The Goldilocks Enigma — Paul Davies
Davies is a cosmologist whose career has been spent on the question Dawkins largely ignores: why is the universe the kind of place in which evolution is even possible? The book surveys fine-tuning — the observation that the fundamental physical constants seem improbably calibrated for the existence of complexity — and the candidate explanations: the multiverse, the anthropic principle, a designer, a deep mathematical necessity we have not yet identified.
Davies is a working scientist, not a polemicist. The book is careful, well-written, and surprisingly willing to entertain explanations that contemporary biology would prefer to dismiss.

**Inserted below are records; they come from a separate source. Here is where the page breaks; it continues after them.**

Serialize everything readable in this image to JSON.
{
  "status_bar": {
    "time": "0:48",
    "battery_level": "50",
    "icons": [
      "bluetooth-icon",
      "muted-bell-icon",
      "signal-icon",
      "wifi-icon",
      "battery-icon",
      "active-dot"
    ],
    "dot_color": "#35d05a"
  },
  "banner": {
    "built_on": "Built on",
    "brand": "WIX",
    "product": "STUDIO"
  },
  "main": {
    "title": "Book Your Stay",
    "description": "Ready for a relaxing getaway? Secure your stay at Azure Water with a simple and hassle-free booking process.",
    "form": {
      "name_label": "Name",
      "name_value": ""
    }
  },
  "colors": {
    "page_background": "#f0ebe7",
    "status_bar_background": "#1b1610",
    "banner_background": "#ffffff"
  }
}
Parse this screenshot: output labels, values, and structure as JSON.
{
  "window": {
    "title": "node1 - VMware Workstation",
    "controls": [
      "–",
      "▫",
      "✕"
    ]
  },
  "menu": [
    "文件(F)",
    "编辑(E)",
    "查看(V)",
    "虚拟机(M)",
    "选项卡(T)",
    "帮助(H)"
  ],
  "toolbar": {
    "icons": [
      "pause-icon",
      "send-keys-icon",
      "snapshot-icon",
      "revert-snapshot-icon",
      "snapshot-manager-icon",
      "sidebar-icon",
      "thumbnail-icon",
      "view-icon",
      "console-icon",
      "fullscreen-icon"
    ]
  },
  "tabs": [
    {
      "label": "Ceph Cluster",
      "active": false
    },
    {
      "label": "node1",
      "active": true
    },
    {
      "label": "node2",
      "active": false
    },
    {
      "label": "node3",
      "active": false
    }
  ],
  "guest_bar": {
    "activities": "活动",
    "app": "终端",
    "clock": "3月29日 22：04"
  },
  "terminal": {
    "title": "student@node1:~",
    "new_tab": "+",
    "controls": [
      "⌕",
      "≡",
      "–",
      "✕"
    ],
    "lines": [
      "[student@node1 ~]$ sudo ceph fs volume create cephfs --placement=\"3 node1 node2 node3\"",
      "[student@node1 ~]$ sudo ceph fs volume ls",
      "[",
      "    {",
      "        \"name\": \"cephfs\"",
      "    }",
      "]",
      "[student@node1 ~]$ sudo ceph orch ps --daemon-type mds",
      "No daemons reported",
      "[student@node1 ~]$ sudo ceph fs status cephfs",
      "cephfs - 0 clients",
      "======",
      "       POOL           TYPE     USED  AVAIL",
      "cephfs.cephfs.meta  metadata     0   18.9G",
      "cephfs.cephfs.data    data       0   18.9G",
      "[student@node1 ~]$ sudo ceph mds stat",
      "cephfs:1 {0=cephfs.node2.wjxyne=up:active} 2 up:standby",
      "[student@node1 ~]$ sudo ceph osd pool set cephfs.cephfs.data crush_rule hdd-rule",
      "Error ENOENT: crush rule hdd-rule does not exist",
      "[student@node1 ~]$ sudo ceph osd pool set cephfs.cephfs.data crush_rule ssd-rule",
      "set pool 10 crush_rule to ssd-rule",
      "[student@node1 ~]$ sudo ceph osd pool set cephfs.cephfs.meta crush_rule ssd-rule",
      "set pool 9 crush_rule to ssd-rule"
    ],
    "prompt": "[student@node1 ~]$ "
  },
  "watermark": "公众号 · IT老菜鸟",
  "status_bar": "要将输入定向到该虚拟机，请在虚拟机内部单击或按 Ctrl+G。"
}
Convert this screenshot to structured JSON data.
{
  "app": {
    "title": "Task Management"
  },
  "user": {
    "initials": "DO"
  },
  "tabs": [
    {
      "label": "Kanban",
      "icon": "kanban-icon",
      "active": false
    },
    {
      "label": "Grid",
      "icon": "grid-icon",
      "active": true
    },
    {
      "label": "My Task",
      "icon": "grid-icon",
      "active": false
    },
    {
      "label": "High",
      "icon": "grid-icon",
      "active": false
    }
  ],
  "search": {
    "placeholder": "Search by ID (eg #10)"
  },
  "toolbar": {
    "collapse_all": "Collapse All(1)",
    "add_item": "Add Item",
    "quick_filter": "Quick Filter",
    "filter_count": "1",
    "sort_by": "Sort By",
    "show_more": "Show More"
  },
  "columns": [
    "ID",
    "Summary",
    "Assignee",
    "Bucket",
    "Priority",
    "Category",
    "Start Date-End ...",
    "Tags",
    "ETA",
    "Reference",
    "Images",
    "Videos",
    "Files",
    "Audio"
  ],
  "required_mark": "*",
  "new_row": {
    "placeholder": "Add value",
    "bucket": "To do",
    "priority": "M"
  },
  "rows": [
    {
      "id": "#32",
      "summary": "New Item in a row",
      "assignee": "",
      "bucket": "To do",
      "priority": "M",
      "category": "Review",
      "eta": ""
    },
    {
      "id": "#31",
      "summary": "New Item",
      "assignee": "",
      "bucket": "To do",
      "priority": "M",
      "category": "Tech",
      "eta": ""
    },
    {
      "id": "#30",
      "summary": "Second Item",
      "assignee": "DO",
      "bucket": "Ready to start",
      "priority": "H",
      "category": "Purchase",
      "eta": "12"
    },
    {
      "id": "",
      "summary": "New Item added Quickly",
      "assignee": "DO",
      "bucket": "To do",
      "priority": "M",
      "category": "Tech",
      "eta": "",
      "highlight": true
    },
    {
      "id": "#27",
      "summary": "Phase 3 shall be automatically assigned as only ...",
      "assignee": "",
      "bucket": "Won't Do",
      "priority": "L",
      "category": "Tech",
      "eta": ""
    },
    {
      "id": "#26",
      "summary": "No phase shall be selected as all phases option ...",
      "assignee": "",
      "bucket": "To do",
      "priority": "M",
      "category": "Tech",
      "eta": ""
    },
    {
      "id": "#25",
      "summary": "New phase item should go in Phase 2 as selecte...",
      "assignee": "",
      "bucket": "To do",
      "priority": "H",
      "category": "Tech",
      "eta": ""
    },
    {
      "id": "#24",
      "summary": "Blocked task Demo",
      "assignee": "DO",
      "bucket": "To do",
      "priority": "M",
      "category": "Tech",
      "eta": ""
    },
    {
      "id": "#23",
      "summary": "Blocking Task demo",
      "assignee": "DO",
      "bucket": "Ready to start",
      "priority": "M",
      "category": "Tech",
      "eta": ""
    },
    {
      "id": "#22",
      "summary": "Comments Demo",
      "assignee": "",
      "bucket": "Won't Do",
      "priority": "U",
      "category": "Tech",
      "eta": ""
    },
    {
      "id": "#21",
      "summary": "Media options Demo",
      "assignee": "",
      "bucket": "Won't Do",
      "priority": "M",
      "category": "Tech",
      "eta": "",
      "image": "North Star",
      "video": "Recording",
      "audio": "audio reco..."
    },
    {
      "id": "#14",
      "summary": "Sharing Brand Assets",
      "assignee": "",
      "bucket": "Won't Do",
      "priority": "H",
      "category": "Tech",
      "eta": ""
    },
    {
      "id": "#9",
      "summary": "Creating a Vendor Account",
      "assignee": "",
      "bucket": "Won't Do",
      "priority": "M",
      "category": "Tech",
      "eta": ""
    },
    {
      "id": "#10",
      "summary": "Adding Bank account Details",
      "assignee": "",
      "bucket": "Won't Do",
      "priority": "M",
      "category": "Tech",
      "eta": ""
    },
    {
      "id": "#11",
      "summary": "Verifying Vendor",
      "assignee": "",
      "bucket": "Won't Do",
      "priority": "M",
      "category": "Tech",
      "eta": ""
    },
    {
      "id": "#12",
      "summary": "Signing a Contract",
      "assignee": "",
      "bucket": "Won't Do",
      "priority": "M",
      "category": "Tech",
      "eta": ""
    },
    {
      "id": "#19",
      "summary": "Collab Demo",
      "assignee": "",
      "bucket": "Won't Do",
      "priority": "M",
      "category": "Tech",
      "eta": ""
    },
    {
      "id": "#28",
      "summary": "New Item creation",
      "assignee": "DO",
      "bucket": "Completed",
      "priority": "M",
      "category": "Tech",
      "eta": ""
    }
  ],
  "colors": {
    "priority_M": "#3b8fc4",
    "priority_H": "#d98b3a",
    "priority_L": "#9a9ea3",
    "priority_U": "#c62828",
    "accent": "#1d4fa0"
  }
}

It is the book to read when The Selfish Gene's confidence in mechanism starts to feel slightly too narrow.
Behave: The Biology of Humans at Our Best and Worst — Robert Sapolsky
Sapolsky is a neuroscientist and primatologist at Stanford, and Behave is his synthesis of decades of work on what causes a single human behavior. The structure is brilliant. He starts with the act itself — a person throws a punch, or makes a gesture, or speaks a sentence — and then walks backward through the causal chain: the second before, the minutes before, the hours, the years, the millennia. By the end he has gone from neurons to evolution, in one continuous argument.
"It is virtually impossible to understand how biology works, outside the context of environment."
Where Dawkins gives you the gene as the unit of selection, Sapolsky gives you the gene as one strand in a system that also includes hormones, neural circuits, culture, and history. The combination is what contemporary biology actually looks like. Behave is long — seven hundred pages — but each chapter is self-contained.
If you want to go deeper
Hamilton was the British evolutionary biologist whose 1964 papers on inclusive fitness and kin selection are the actual source of the gene's-eye view that Dawkins later popularized. Narrow Roads of Gene Land collects Hamilton's papers across three volumes, each prefaced by autobiographical essays that are, on their own, some of the finest writing about scientific work in English. Hamilton was an unusual figure — eccentric, beloved by colleagues, fieldwork-driven, and prone to wild speculation — and the essays catch all of it.
Read the first volume. The technical papers are genuinely technical, but the autobiographical material is accessible to any patient reader, and you come away with a sense of how an idea actually gets made — which is messier and more human than The Selfish Gene's clean exposition lets on.